1. Apa hubungan Wanprestasi dengan perbuatan melawan Hukum?


2. Bagaimana ketentuan asuransi menurut undang-undang?
3. Bagaimana bentuk penyelesaian kasus wanprestasi yang di lakukan pihak Asuransi
Prudential?

1.3 Metode Penelitian

Penelitian hukum yang dilakukan ini adalah penelitian hukum empiris yaitu hukum
dikonsepkan sebagai gejala empiris yang dapat diamati di dalam kehidupan masyarakat
yang nyata. Soerjono Soekanto juga menjelaskan mengenai penelitian hukum empiris atau
sosiologis, yang terdiri dari penelitian terhadap identifikasi hukum (tidak tertulis) dan
penelitian terhadap efektivitas hukum.4 Titik tolak pengamatannya terletak pada kenyataan
atau fakta-fakta sosial yang ada dan hidup ditengah- tengah masyarakat sebagai budaya
hidup masyarakat.5 Pendekatan yang digunakan dalam penelitian ini memakai 3 (tiga) cara
pendekatan, yaitu Pendekatan Fakta (Fact Approach), Pendekatan Perundang-Undangan
(Statue Approach) dan Pendekatan Kasus (The Case Approach).

BAB II
PEMBAHASAN

2.1 Pengertian Wanprestasi


Perkataan wanprestasi berasal dari bahasa Belanda, yang artinya prestasi
buruk.Menurut kamus Hukum, wanprestasi berarti kelalaian, kealpaan, cidera janji, tidak
menepati kewajibannya dalam perjanjian. Adapun yang dimaksud wanprestasi adalah suatu
keadaan yang dikarenakan kelalaian atau kesalahannya, debitur tidak dapat memenuhi
prestasi seperti yang telah ditentukan dalam perjanjian dan bukan dalam keadaan memaksa
adapun yang menyatakan bahwa wanprestasi adalah tidak memenuhi atau lalai melaksanakan
kewajiban sebagaimana yang ditentukan dalam perjanjian yang dibuat antara kreditur dengan
debitur.
Menurut Mariam Darus Badrulzaman, Pengertian Wanprestasi adalah suatu perikatan
dimana pihak debitur karena kesalahannya tidak melaksanakan apa yang diperjanjikan.
Untuk menentukan apakah seseorang (debitur) itu bersalah karena telah melakukan
wanprestasi, perlu ditentukan dalam keadaan bagaimana seseorang itu dikatakan atau tidak
memenuhi prestasi.

R. Subekti, mengemukakan bahwa Wanprestasi (kelalaian) seorang debitur dapat


berupa empat macam, yaitu :
(1) tidak melakukan apa yang seharusnya disanggupi untuk dilakukan
(2) melaksanakan yang dijanjikan, namun tidak sebagaimana yang diperjanjikan
(3) melakukan apa yang telah diperjanjikan, namun terlambat pada waktu
pelaksanaannya
(4) melakukan sesuatu hal yang di dalam perjanjiannya tidak boleh dilakukan.
3
Menurut Burght, pihak yang ditimpa wanprestasi dapat menuntut sesuatu yang lain
disamping pembatalan yaitu pemenuhan perikatan, ganti rugi atau pemenuhan perikatan
ditambah ganti rugi.

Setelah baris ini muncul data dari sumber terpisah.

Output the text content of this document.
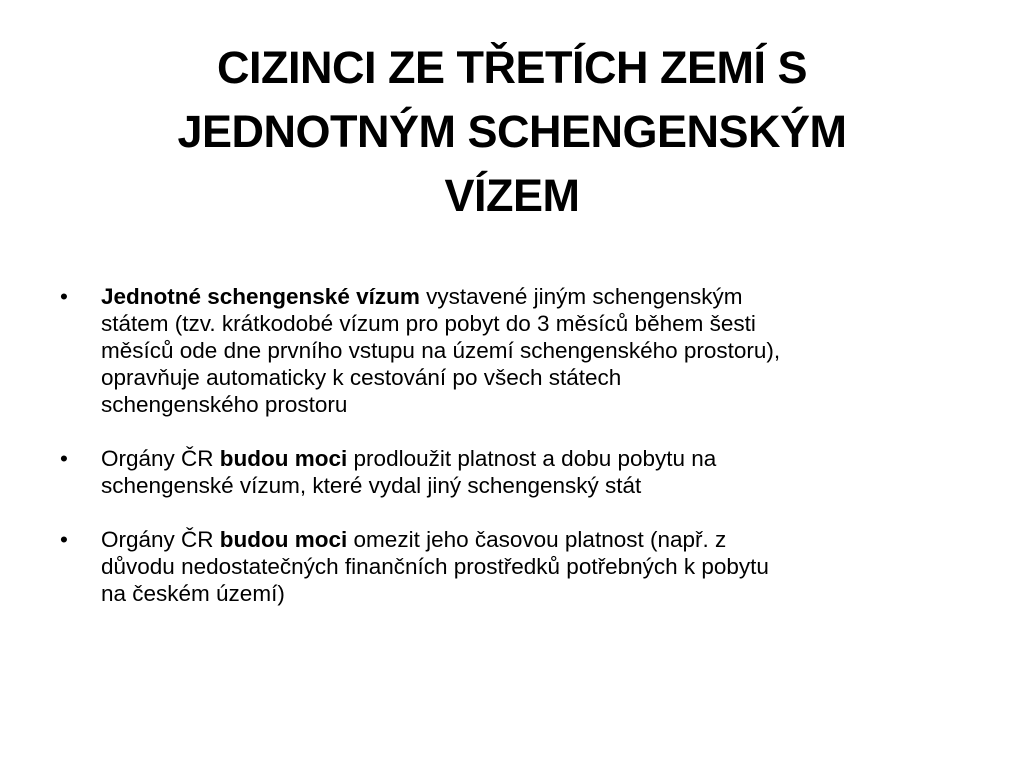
CIZINCI ZE TŘETÍCH ZEMÍ S
JEDNOTNÝM SCHENGENSKÝM
VÍZEM
•	Jednotné schengenské vízum vystavené jiným schengenským
státem (tzv. krátkodobé vízum pro pobyt do 3 měsíců během šesti
měsíců ode dne prvního vstupu na území schengenského prostoru),
opravňuje automaticky k cestování po všech státech
schengenského prostoru
•	Orgány ČR budou moci prodloužit platnost a dobu pobytu na
schengenské vízum, které vydal jiný schengenský stát
•	Orgány ČR budou moci omezit jeho časovou platnost (např. z
důvodu nedostatečných finančních prostředků potřebných k pobytu
na českém území)
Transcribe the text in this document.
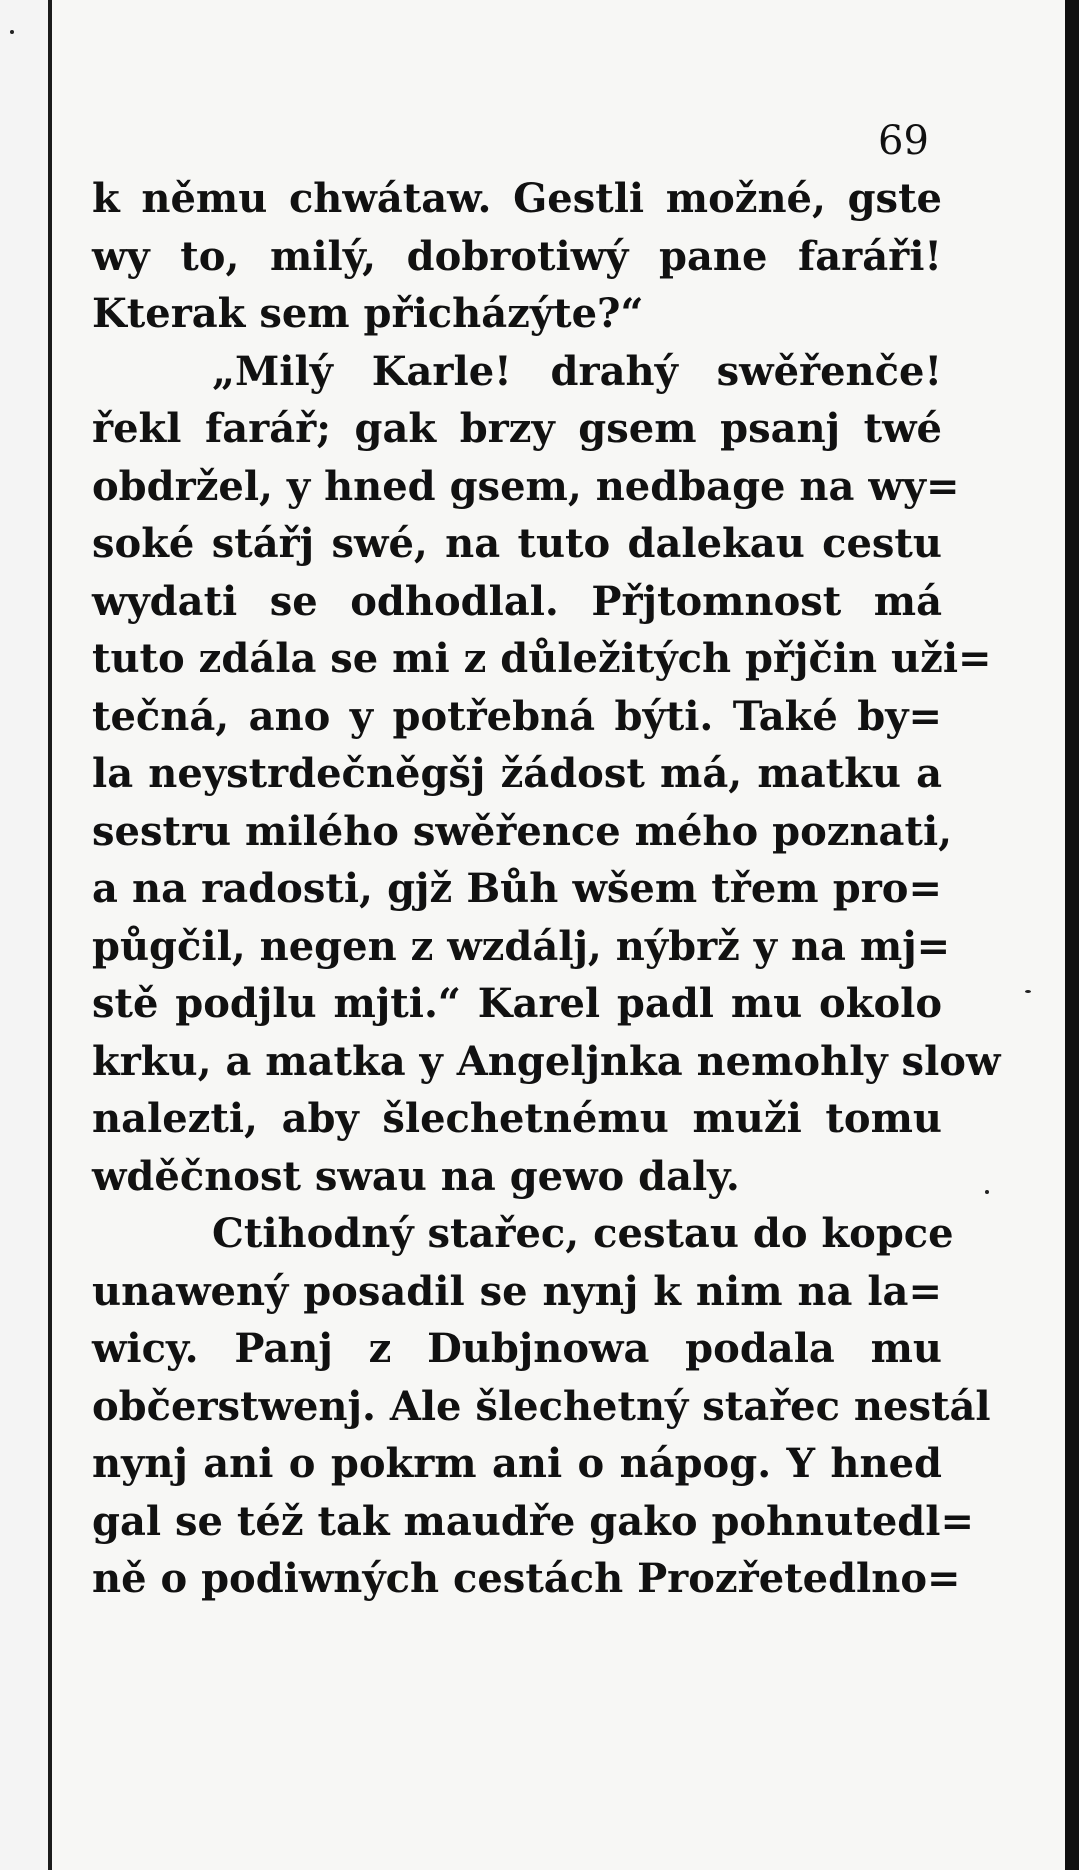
69
k němu chwátaw. Gestli možné, gste
wy to, milý, dobrotiwý pane faráři!
Kterak sem přicházýte?“
„Milý Karle! drahý swěřenče!
řekl farář; gak brzy gsem psanj twé
obdržel, y hned gsem, nedbage na wy=
soké stářj swé, na tuto dalekau cestu
wydati se odhodlal. Přjtomnost má
tuto zdála se mi z důležitých přjčin uži=
tečná, ano y potřebná býti. Také by=
la neystrdečněgšj žádost má, matku a
sestru milého swěřence mého poznati,
a na radosti, gjž Bůh wšem třem pro=
půgčil, negen z wzdálj, nýbrž y na mj=
stě podjlu mjti.“ Karel padl mu okolo
krku, a matka y Angeljnka nemohly slow
nalezti, aby šlechetnému muži tomu
wděčnost swau na gewo daly.
Ctihodný stařec, cestau do kopce
unawený posadil se nynj k nim na la=
wicy. Panj z Dubjnowa podala mu
občerstwenj. Ale šlechetný stařec nestál
nynj ani o pokrm ani o nápog. Y hned
gal se též tak maudře gako pohnutedl=
ně o podiwných cestách Prozřetedlno=
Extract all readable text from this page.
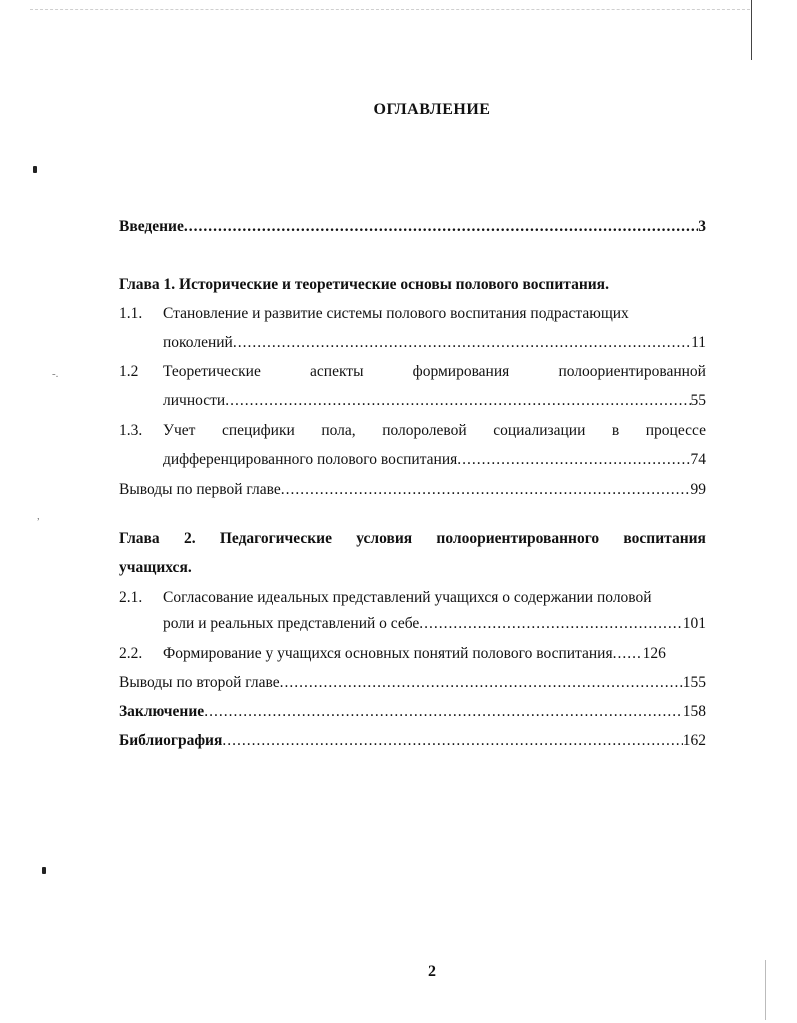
-.
,
ОГЛАВЛЕНИЕ
Введение .....	3
Глава 1. Исторические и теоретические основы полового воспитания.
1.1. Становление и развитие системы полового воспитания подрастающих
поколений .....	11
1.2 Теоретические	аспекты	формирования	полоориентированной
личности .....	55
1.3. Учет специфики пола, полоролевой социализации в процессе
дифференцированного полового воспитания .....	74
Выводы по первой главе .....	99
Глава 2. Педагогические условия полоориентированного воспитания
учащихся.
2.1. Согласование идеальных представлений учащихся о содержании половой
роли и реальных представлений о себе .....	101
2.2. Формирование у учащихся основных понятий полового воспитания ..... 126
Выводы по второй главе .....	155
Заключение .....	158
Библиография .....	162
2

Untuk menetapkan akibat-akibat tidak dipenuhinya perikatan, perlu
diketahui terlebih dahulu pihak yang lalai memenuhi perikatan tersebut. Seorang debitur yang
lalai, yang melakukan wanprestasi juga dapat digugat di depan hakim dan hakim akan
menjatuhkan putusan yang merugikan pada tergugat tersebut.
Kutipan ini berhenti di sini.